The Senate’s challenges for the next few months are tough to square with the disorderly state of the House GOP majority. Aviation law, surveillance authority and flood insurance all expire later this year. That’s not to mention modest Senate policy priorities that bipartisan gangs are coalescing around.

More urgently, Ukraine is desperate for more money, even as a big aid package looks increasingly difficult. Marrying border security with that money could prove enticing with the GOP, but a grand bargain on a divisive policy issue with a slim House majority is the precise opposite of a cakewalk.

And just days after passing a stopgap funding bill, everyone’s already gaming out the chances of a shutdown in barely more than a month.

“It’s certainly not an improvement of the odds,” Sen. John Hickenlooper (D-Colo.) said.

With no one to run the show in the House, headway on the Nov. 17 shutdown date is essentially frozen. The House is the major problem, but not the only one: The Senate is now in recess until mid-October and still laboring to pass a three-bill spending package. That delay’s made it all the more difficult to look more functional than the House — which is a low bar to clear.

Both chambers are plodding forward with their own spending blueprints, but a best-case scenario may be punting the shutdown fight to Christmastime.

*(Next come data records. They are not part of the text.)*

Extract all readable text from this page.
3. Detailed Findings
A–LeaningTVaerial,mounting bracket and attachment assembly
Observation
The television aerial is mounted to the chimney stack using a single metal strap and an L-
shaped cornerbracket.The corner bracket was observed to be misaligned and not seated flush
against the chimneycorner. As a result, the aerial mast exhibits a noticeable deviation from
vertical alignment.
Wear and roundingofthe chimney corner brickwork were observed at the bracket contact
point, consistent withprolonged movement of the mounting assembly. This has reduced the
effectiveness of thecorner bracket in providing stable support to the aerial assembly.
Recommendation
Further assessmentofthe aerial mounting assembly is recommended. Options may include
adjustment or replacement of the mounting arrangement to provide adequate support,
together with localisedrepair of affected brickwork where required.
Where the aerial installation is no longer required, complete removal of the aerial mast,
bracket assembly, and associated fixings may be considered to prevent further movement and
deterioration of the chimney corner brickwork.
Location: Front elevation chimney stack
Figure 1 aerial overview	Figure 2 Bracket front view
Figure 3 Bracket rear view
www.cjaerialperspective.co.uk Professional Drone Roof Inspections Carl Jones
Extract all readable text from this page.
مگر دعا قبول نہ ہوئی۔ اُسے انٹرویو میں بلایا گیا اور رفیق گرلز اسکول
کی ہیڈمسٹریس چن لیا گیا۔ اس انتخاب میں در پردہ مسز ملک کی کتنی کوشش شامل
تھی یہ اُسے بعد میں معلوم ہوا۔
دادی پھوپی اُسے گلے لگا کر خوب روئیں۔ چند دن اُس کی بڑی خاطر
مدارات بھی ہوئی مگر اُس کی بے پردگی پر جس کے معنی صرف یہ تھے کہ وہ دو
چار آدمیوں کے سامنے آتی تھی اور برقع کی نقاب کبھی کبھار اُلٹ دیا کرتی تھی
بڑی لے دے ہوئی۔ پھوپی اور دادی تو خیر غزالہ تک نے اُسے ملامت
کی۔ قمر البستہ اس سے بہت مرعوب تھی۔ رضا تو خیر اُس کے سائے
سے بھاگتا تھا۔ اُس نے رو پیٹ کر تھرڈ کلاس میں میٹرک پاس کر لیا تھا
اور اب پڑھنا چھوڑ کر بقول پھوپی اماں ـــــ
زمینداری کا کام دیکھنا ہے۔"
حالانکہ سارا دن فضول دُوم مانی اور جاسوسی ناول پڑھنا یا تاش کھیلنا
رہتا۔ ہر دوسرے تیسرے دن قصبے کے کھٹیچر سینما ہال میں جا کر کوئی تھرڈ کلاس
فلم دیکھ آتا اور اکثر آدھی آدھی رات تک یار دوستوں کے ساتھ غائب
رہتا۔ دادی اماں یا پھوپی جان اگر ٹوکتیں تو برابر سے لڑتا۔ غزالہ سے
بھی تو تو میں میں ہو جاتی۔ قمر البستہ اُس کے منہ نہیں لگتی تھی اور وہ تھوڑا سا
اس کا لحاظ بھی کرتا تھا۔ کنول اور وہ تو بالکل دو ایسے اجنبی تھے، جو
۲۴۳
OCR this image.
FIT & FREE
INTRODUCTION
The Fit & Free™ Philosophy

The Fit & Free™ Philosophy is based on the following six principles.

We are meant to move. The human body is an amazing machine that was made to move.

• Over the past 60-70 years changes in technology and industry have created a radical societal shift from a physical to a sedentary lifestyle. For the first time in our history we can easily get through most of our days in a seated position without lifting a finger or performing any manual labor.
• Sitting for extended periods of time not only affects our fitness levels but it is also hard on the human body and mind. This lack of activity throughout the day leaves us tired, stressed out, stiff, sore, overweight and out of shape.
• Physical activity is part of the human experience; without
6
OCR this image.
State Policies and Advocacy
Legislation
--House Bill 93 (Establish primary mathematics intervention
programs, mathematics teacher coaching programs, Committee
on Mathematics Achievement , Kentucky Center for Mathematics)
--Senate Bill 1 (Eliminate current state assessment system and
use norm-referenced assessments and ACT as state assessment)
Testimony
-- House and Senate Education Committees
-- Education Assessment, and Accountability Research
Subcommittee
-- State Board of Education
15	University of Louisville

It’s safe to say a series of rolling, short-term deadlines alongside a war in Europe is absolutely not conducive to passing more entrepreneurial bipartisan legislation.

Instead, Schumer’s ambitious agenda looks tougher than ever, including bills that would address cannabis banking laws, passenger rail safety and artificial intelligence, a particular focus for him. None of those have passed the Senate yet, and it’s hard to see how any get through the House woodchipper.

“It’s a group of politicians over there that make people hate Washington,” said Sen. Sherrod Brown (D-Ohio), who chairs the Senate Banking Committee. He has several bills he’d like to turn into law, primarily the bipartisan rail safety bill and clawing back pay from bad-acting CEOs. Bypassed priorities do not help Brown, who is up for reelection in a red state.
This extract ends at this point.